At 21, Ochoa’s Extremely Successful

You might not have noticed it, here on the Annika Sorenstam Tour, but there’s a youth movement going on. This is the LPGA Tour’s “New Wave” of players, and chances are they’re going to make a big splash, maybe even this week in the Kraft Nabisco Championship, and if they do, it’s probably going to be in the kiddie pool.

These players are so young that at the first tee, they need their parents’ permission to drive.

This group doesn’t even include 13-year-old Michelle Wie, who is in the eighth grade and probably would be baby-sitting back in Hawaii if she weren’t playing at Mission Hills this week.

Neither does it include 16-year-old twins, Naree and Aree Song, who ought to be at home in Florida singing nursery rhymes instead of pounding the golf ball as well as they do.


Grace Park is in the group, though, even though she’s 24 now and relatively ancient.
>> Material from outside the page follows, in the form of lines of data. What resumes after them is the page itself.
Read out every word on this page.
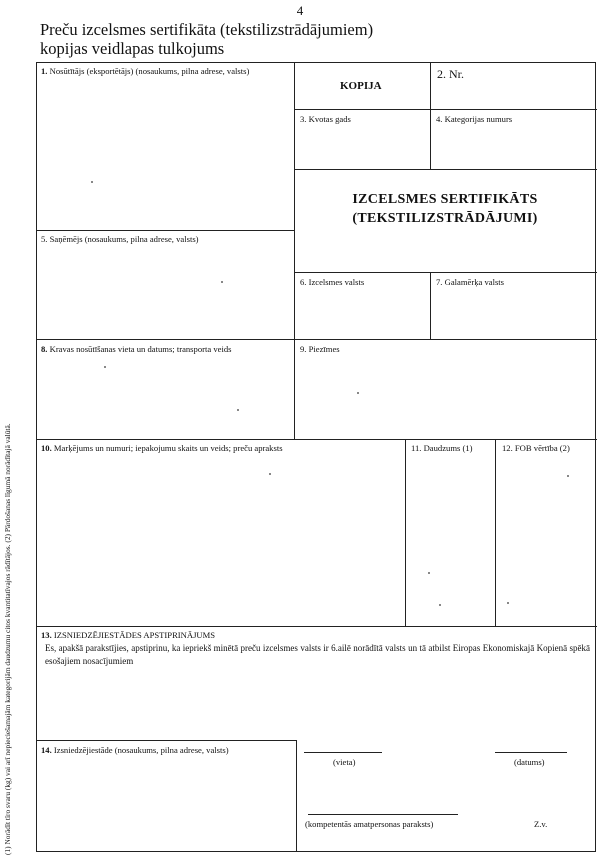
4
Preču izcelsmes sertifikāta (tekstilizstrādājumiem)
kopijas veidlapas tulkojums
1. Nosūtītājs (eksportētājs) (nosaukums, pilna adrese, valsts)
KOPIJA
2. Nr.
3. Kvotas gads	4. Kategorijas numurs
IZCELSMES SERTIFIKĀTS
(TEKSTILIZSTRĀDĀJUMI)
5. Saņēmējs (nosaukums, pilna adrese, valsts)
6. Izcelsmes valsts	7. Galamērķa valsts
8. Kravas nosūtīšanas vieta un datums; transporta veids	9. Piezīmes
10. Marķējums un numuri; iepakojumu skaits un veids; preču apraksts	11. Daudzums (1)	12. FOB vērtība (2)
13. IZSNIEDZĒJIESTĀDES APSTIPRINĀJUMS
Es, apakšā parakstījies, apstiprinu, ka iepriekš minētā preču izcelsmes valsts ir 6.ailē norādītā valsts un tā atbilst Eiropas Ekonomiskajā Kopienā spēkā esošajiem nosacījumiem
14. Izsniedzējiestāde (nosaukums, pilna adrese, valsts)
(vieta)	(datums)
(kompetentās amatpersonas paraksts)	Z.v.
(1) Norādīt tīro svaru (kg) vai arī nepieciešamajām kategorijām daudzumu citos kvantitatīvajos rādītājos. (2) Pārdošanas līgumā norādītajā valūtā.
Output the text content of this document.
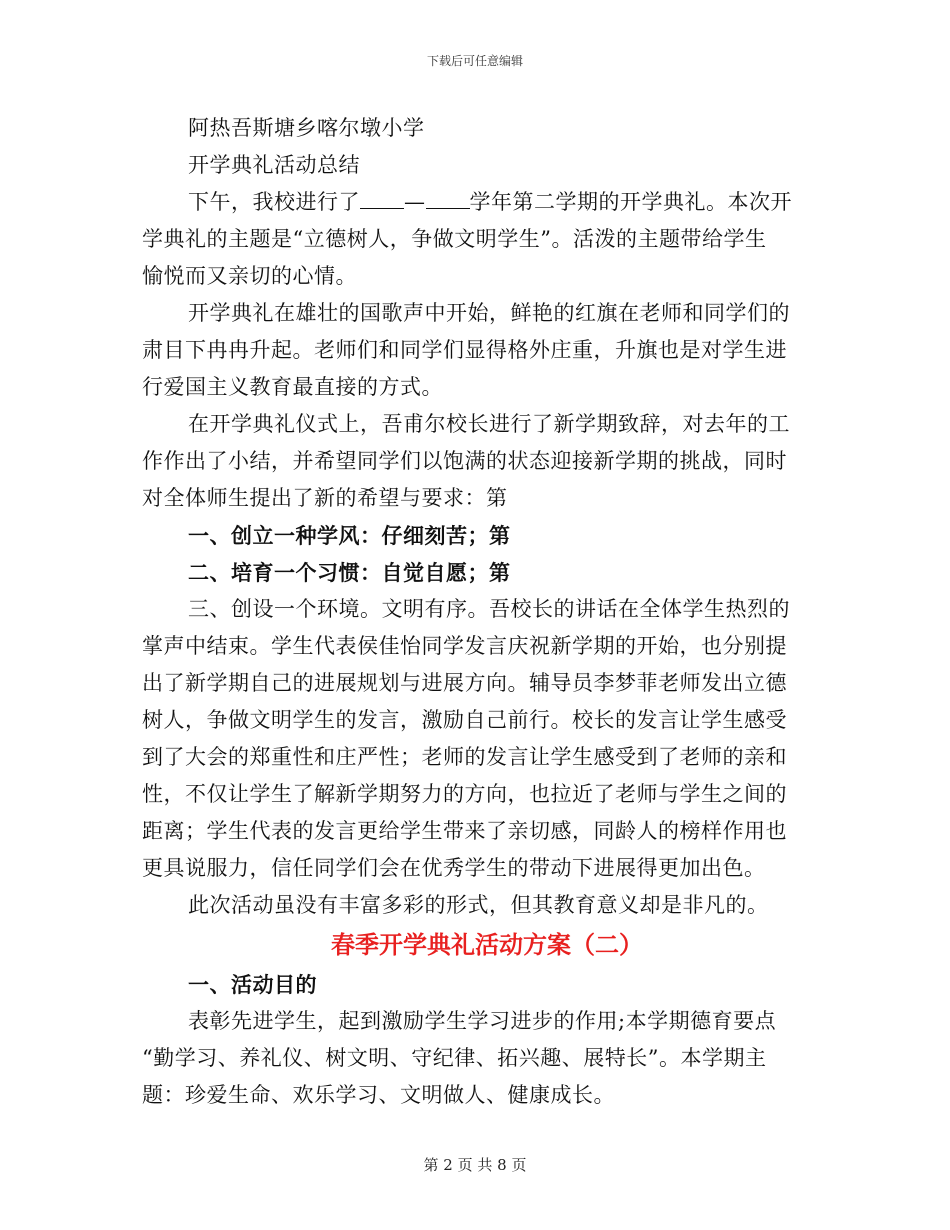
下载后可任意编辑
阿热吾斯塘乡喀尔墩小学
开学典礼活动总结
下午，我校进行了 — 学年第二学期的开学典礼。本次开
学典礼的主题是“立德树人，争做文明学生”。活泼的主题带给学生
愉悦而又亲切的心情。
开学典礼在雄壮的国歌声中开始，鲜艳的红旗在老师和同学们的
肃目下冉冉升起。老师们和同学们显得格外庄重，升旗也是对学生进
行爱国主义教育最直接的方式。
在开学典礼仪式上，吾甫尔校长进行了新学期致辞，对去年的工
作作出了小结，并希望同学们以饱满的状态迎接新学期的挑战，同时
对全体师生提出了新的希望与要求：第
一、创立一种学风：仔细刻苦；第
二、培育一个习惯：自觉自愿；第
三、创设一个环境。文明有序。吾校长的讲话在全体学生热烈的
掌声中结束。学生代表侯佳怡同学发言庆祝新学期的开始，也分别提
出了新学期自己的进展规划与进展方向。辅导员李梦菲老师发出立德
树人，争做文明学生的发言，激励自己前行。校长的发言让学生感受
到了大会的郑重性和庄严性；老师的发言让学生感受到了老师的亲和
性，不仅让学生了解新学期努力的方向，也拉近了老师与学生之间的
距离；学生代表的发言更给学生带来了亲切感，同龄人的榜样作用也
更具说服力，信任同学们会在优秀学生的带动下进展得更加出色。
此次活动虽没有丰富多彩的形式，但其教育意义却是非凡的。
春季开学典礼活动方案（二）
一、活动目的
表彰先进学生，起到激励学生学习进步的作用;本学期德育要点
“勤学习、养礼仪、树文明、守纪律、拓兴趣、展特长”。本学期主
题：珍爱生命、欢乐学习、文明做人、健康成长。
第 2 页 共 8 页
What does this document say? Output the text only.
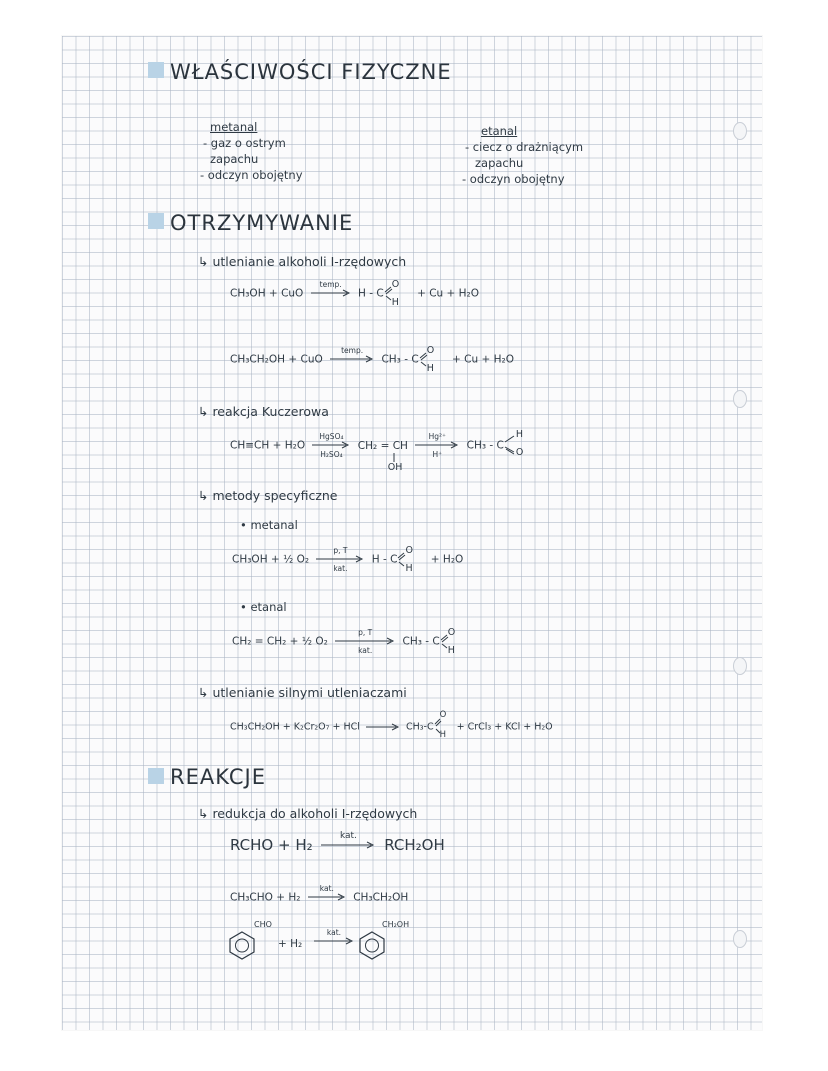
WŁAŚCIWOŚCI FIZYCZNE
metanal
- gaz o ostrym
zapachu
- odczyn obojętny
etanal
- ciecz o drażniącym
zapachu
- odczyn obojętny
OTRZYMYWANIE
↳ utlenianie alkoholi I-rzędowych
CH₃OH + CuO
temp.

H - C
O
H
+ Cu + H₂O
CH₃CH₂OH + CuO
temp.

CH₃ - C
O
H
+ Cu + H₂O
↳ reakcja Kuczerowa
CH≡CH + H₂O
HgSO₄
H₂SO₄
CH₂ = CH
OH

Hg²⁺
H⁺
CH₃ - C
H
O
↳ metody specyficzne
• metanal
CH₃OH + ½ O₂
p, T
kat.
H - C
O
H
+ H₂O
• etanal
CH₂ = CH₂ + ½ O₂
p, T
kat.
CH₃ - C
O
H
↳ utlenianie silnymi utleniaczami
CH₃CH₂OH + K₂Cr₂O₇ + HCl	CH₃-C
O
H
+ CrCl₃ + KCl + H₂O
REAKCJE
↳ redukcja do alkoholi I-rzędowych
RCHO + H₂	kat.
	RCH₂OH
CH₃CHO + H₂
kat.

CH₃CH₂OH
CHO
+ H₂
kat.
CH₂OH
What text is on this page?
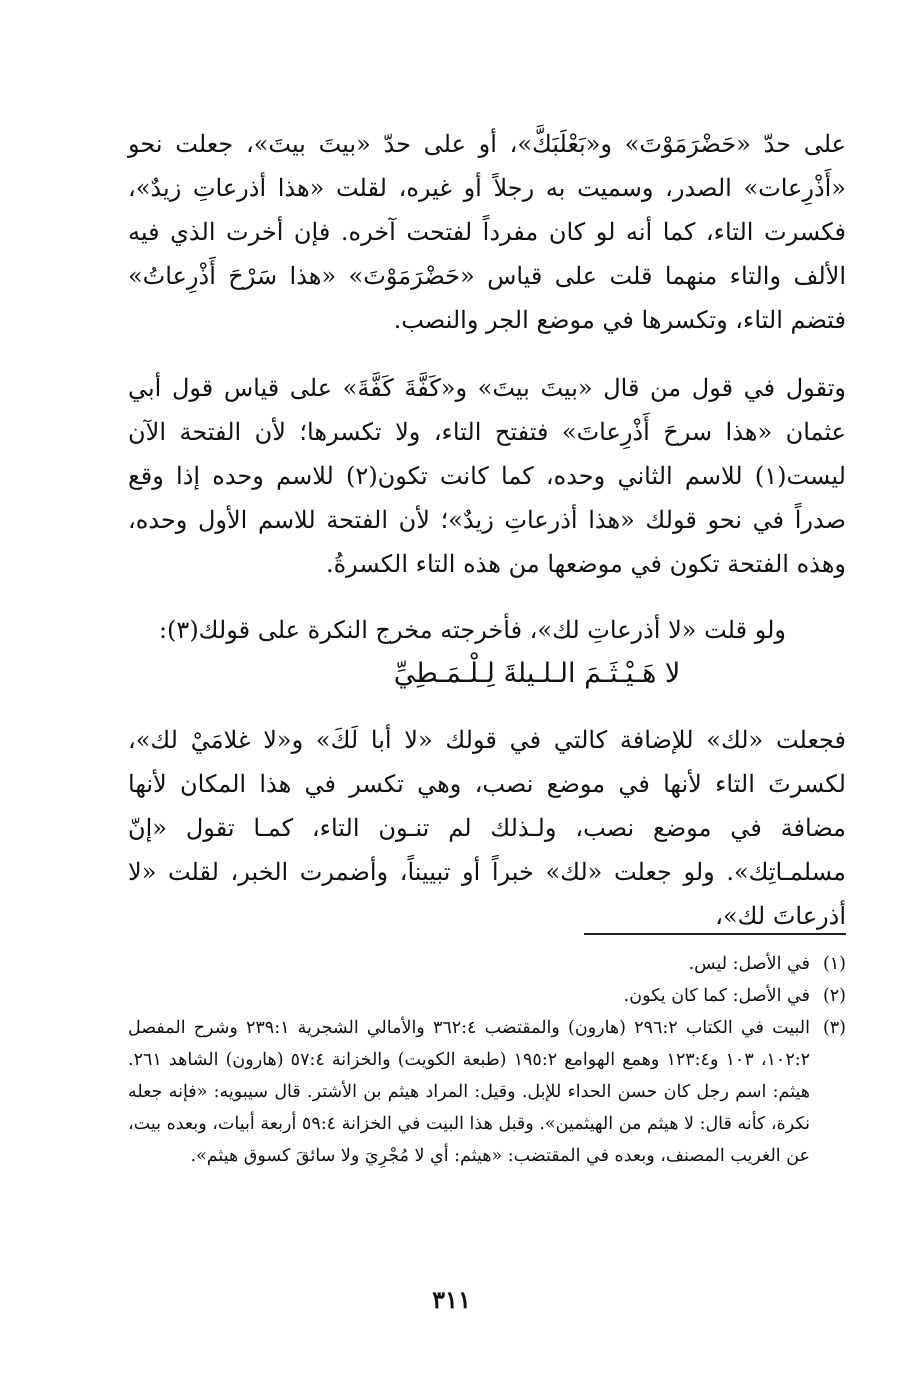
على حدّ «حَضْرَمَوْتَ» و«بَعْلَبَكَّ»، أو على حدّ «بيتَ بيتَ»، جعلت نحو «أَذْرِعات» الصدر، وسميت به رجلاً أو غيره، لقلت «هذا أذرعاتِ زيدٌ»، فكسرت التاء، كما أنه لو كان مفرداً لفتحت آخره. فإن أخرت الذي فيه الألف والتاء منهما قلت على قياس «حَضْرَمَوْتَ» «هذا سَرْحَ أَذْرِعاتُ» فتضم التاء، وتكسرها في موضع الجر والنصب.

وتقول في قول من قال «بيتَ بيتَ» و«كَفَّةَ كَفَّةَ» على قياس قول أبي عثمان «هذا سرحَ أَذْرِعاتَ» فتفتح التاء، ولا تكسرها؛ لأن الفتحة الآن ليست(١) للاسم الثاني وحده، كما كانت تكون(٢) للاسم وحده إذا وقع صدراً في نحو قولك «هذا أذرعاتِ زيدٌ»؛ لأن الفتحة للاسم الأول وحده، وهذه الفتحة تكون في موضعها من هذه التاء الكسرةُ.

ولو قلت «لا أذرعاتِ لك»، فأخرجته مخرج النكرة على قولك(٣):
لا هَـيْـثَـمَ الـلـيلةَ لِـلْـمَـطِيِّ

فجعلت «لك» للإضافة كالتي في قولك «لا أبا لَكَ» و«لا غلامَيْ لك»، لكسرتَ التاء لأنها في موضع نصب، وهي تكسر في هذا المكان لأنها مضافة في موضع نصب، ولـذلك لم تنـون التاء، كمـا تقول «إنّ مسلمـاتِك». ولو جعلت «لك» خبراً أو تبييناً، وأضمرت الخبر، لقلت «لا أذرعاتَ لك»،

(١)
في الأصل: ليس.
(٢)
في الأصل: كما كان يكون.
(٣)
البيت في الكتاب ٢٩٦:٢ (هارون) والمقتضب ٣٦٢:٤ والأمالي الشجرية ٢٣٩:١ وشرح المفصل ١٠٢:٢، ١٠٣ و١٢٣:٤ وهمع الهوامع ١٩٥:٢ (طبعة الكويت) والخزانة ٥٧:٤ (هارون) الشاهد ٢٦١. هيثم: اسم رجل كان حسن الحداء للإبل. وقيل: المراد هيثم بن الأشتر. قال سيبويه: «فإنه جعله نكرة، كأنه قال: لا هيثم من الهيثمين». وقبل هذا البيت في الخزانة ٥٩:٤ أربعة أبيات، وبعده بيت، عن الغريب المصنف، وبعده في المقتضب: «هيثم: أي لا مُجْرِيَ ولا سائقَ كسوق هيثم».
٣١١
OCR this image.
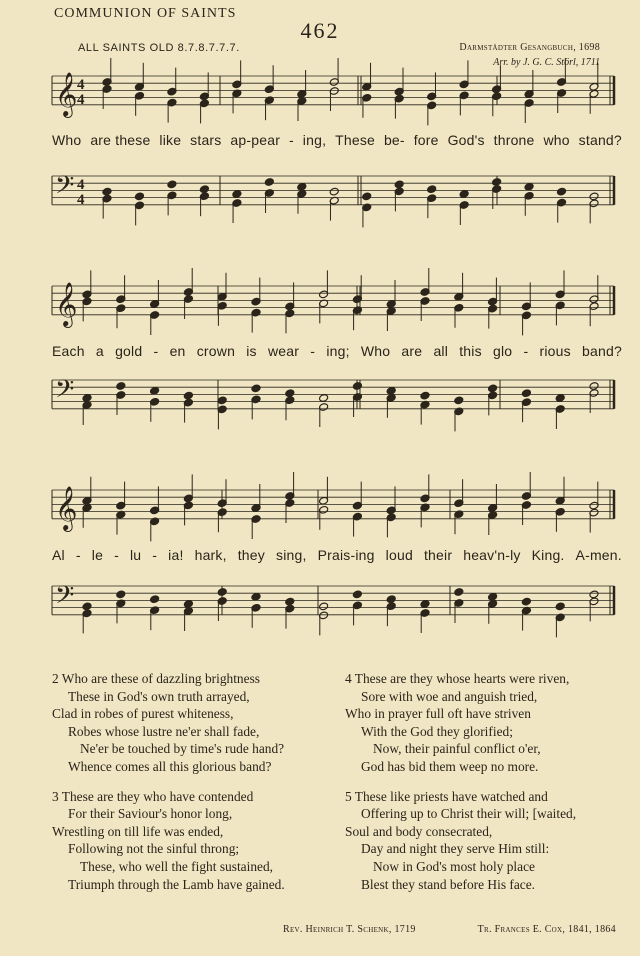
COMMUNION OF SAINTS
462
ALL SAINTS OLD 8.7.8.7.7.7.	Darmstädter Gesangbuch, 1698
Arr. by J. G. C. Störl, 1711
𝄞 4
4
𝄢 4
4
𝄞
𝄢
𝄞
𝄢
Who are these like stars ap-pear - ing, These be- fore God's throne who stand?
Each a gold - en crown is wear - ing; Who are all this glo - rious band?
Al - le - lu - ia! hark, they sing, Prais-ing loud their heav'n-ly King. A-men.
2 Who are these of dazzling brightness
These in God's own truth arrayed,
Clad in robes of purest whiteness,
Robes whose lustre ne'er shall fade,
Ne'er be touched by time's rude hand?
Whence comes all this glorious band?
3 These are they who have contended
For their Saviour's honor long,
Wrestling on till life was ended,
Following not the sinful throng;
These, who well the fight sustained,
Triumph through the Lamb have gained.
4 These are they whose hearts were riven,
Sore with woe and anguish tried,
Who in prayer full oft have striven
With the God they glorified;
Now, their painful conflict o'er,
God has bid them weep no more.
5 These like priests have watched and
Offering up to Christ their will; [waited,
Soul and body consecrated,
Day and night they serve Him still:
Now in God's most holy place
Blest they stand before His face.
Rev. Heinrich T. Schenk, 1719	Tr. Frances E. Cox, 1841, 1864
But she’s already a force on the LPGA Tour, with three victories in the last three years, a heavyweight endorsement deal with Nike, 12 top 10s last year and the most photographed belly button on the LPGA Tour.

The rookie of the year last year was Beth Bauer, who’s 23 now, and following up on an impeccable amateur career that included two junior golf player-of-the-year awards, an NCAA title at Duke, and two years as an All-American.

From Sacramento, there is Natalie Gulbis, only 20, and the runner-up to Bauer as rookie of the year. When Gulbis was 14, she was the youngest player to qualify for an LPGA event, a record that Wie broke last year at 12.

If that’s a talent pool, then the water’s deep. Then there is Lorena Ochoa, 21, the early leader as best of the bunch, whose goal is only to be the best player ever.

At least that gives her something to shoot for, which is why she turned pro after her sophomore year at Arizona, because there wasn’t anything left for her to do there.

Ochoa won eight consecutive tournaments to set an NCAA record, became a first-team All-American, was named the NCAA’s player of year and broke the women’s scoring record. The old record was hers too, which she set as a freshman.

As a pro, she played the Futures Tour, won three times, led the money list and became exempt on the LPGA Tour. She was 21st and then eighth in her first two appearances at Mission Hills as an amateur.

You would have to say she’s off to a good start in her first year on the LPGA Tour.


After 36 holes at Mission Hills, Ochoa is only one shot behind Sorenstam, who is in the Hall of Fame. Ochoa is also only three shots out of the lead and if she goes as low as she plans, then she has a chance to win ... and without a moment’s delay, because Ochoa believes it’s never too soon to win your first major.

It’s also probably never too soon to have your own Web site, so that’s why there is, where you can find out that she already has endorsement deals with Nike, Audi, Aeromexico, Office Depot and Upper Deck.

In her hometown of Guadalajara, Mexico, Ochoa is already a big star, even at 5 feet 6. Because she’s the first Mexican to earn an LPGA Tour card, Mexican television regularly follows her in tournaments and provides shot-by-shot coverage.

President Vicente Fox gave her Mexico’s National Sports Award when she was 20, making her the first golfer and the youngest recipient of the award.


Add it all up and you might suggest it’s all a bit much for a 21-year-old to handle, but Ochoa wants to do something important for her country, so she’ll do her part. Besides that, she was raised on accepting challenges.

Father Javier, a real estate executive, and mother Marcela, an artist, influenced Lorena to test herself in other sports, often with her brothers.

Lorena went to the extreme. Extreme sports. She climbed Pico de Orizaba and reached the snow-covered peak of Mexico’s highest mountain ... when she was 12.

She snowboards and wakesurfs. She has done two triathlons and two half-marathons. She has participated in two ectothons, which sound full of fun as long as the aspirin holds out -- mountain biking, hiking, swimming, kayaking and rappelling.


She likes the adrenaline, says Ochoa, explaining why she puts herself through something like this.

Her friends don’t always understand the golf thing. Sometimes they ask why she plays golf, because it’s such a slow sport. Ochoa says golf is the hardest sport on your mind.

Not to mention your heart, if you start pushing a few too many four-foot putts. That’s not the path Ochoa is taking right now. She’s just happy to be playing this major for the first time without having to worry about schoolwork.